Feelings of ‘wanting’ and ‘liking’ occur by the neurons in the ventral striatum and nucleus accumbens which contain neurons that are under opioid neurotransmission influence and cause affective pleasure –liking feeling –and neurons which are activated by the ventral tegmental dopaminergic stimulation and lead to specific actions motivation – wanting feeling. Similar to the ventral striatum, ventral pallidum is involved in such affective and motivational processes. Emotional evaluation of the related stimulations and consequently survival and preservation of the species and silence attribution to stimulations which would be important, is the role which amygdala plays in this regard same as the axons of the prefrontal cortex neurons which would activate the ventral tegmental area. The insular and orbitofrontal cortexes play the important role in stimulus reward value stimulation. Long-term motivations and aims development are the prefrontal cortex role. Ventral striatum and ventral tegmental area’s tonic baseline activity are induced by a positive evaluation of the real situation regarding long-term aims. Reduced craving for alcohol and cocaine achieved by direct current stimulation and transcranial magnetic stimulation of the prefrontal cortex of the alcohol and cocaine addicted patients [6-10].

The key system for all addictive disorders which is the dopaminergic reward system leads to subjective experience and behavioral alterations. Patient’s motivations and cognitions would be dominated almost completely by the addictive activities. It is necessary to understand the basic mechanisms involved in the reward system so that dealing with addictive disorders during clinical practice can be done more precisely and with achieving better clinical results [11-13].



Conflict of Interest

No conflict of interest


  1. Berridge KC, Robinson TE (2003) Parsing reward. Trends Neurosci 26(9): 507-513.
  2. Grüsser SM, Thalemann CN, Verhaltenssucht (2006) 1stedn.
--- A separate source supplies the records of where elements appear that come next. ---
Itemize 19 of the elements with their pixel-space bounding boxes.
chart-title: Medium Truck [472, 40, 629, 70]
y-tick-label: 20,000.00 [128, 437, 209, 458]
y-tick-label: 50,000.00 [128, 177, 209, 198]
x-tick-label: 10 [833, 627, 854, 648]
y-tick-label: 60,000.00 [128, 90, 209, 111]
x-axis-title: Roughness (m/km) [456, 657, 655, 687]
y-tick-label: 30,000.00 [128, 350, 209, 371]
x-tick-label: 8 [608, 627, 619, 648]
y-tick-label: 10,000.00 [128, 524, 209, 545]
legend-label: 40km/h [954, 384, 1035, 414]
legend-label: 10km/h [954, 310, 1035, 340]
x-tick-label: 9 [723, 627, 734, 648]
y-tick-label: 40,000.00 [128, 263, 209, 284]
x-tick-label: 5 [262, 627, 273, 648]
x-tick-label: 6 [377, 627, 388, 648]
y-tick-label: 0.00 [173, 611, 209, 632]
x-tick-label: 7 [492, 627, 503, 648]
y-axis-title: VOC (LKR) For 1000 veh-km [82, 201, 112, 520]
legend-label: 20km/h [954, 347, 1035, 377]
Bern: Verlag Hans Huber.
  3. Bayer HM, Glimcher PW (2005) Midbrain dopamine neurons encode a quantitative reward prediction error signal. Neuron 47(1):129-141.
  4. Cromwell HC, Berridge KC (1993) Where does damage lead to enhanced food aversion: the ventral pallidum/substantia innominata or lateral hypothalamus? Brain Res 624(1-2): 1-10.
  5. Karreman M, Moghaddam B (1996) The prefrontal cortex regulates the basal release of dopamine in the limbic striatum: an effect mediated by ventral tegmental area. J Neurochem 66(2): 589-598.
  6. Camprodon JA, Martinez-Raga J, Alonso-Alonso M, Shih MC, Pascual- Leone A (2007) One session of high frequency repetitive transcranial magnetic stimulation (rTMS) to the right prefrontal cortex transiently reduces cocaine craving. Drug Alcohol Depend 86(1): 91-94.
  7. Berridge KC (2003) Pleasures of the brain. Brain Cogn 52(1): 106-128.
  8. Davey CG, Yücel M, Allen NB (2008) The emergence of depression in adolescence: development of the prefrontal cortex and the representation of reward. Neurosci Biobehav Rev 32(1): 1-19.
  9. American Psychiatric Association (2013) Diagnostic and statistical manual of mental disorders. Arlington.
  10. Beck A, Schlagenhauf F, Wüstenberg T, Hein J, Kienast T, et al. (2009) Ventral striatal activation during reward anticipation correlates with impulsivity in alcoholics. Biol Psychiatry 66(8): 734-742.
  11. Di Chiara G, Bassareo V (2007) Reward system and addiction: what dopamine does and doesn’t do. Curr Opin Pharmacol 7(1): 69-76.
  12. Reuter J, Raedler T, Rose M, Hand I, Gläscher J, et al. (2005) Pathological gambling is linked to reduced activation of the mesolimbic reward system. Nat Neurosci 8(2):147-148.
  13. Blood AJ, Iosefescu DV, Makris N, Perlis RH, Kennedy EN, et al. (2010) Microstructural abnormalities in subcortical reward circuitry of subjects of subjects with major depressive disorder. PLoS One 5(11): e13945.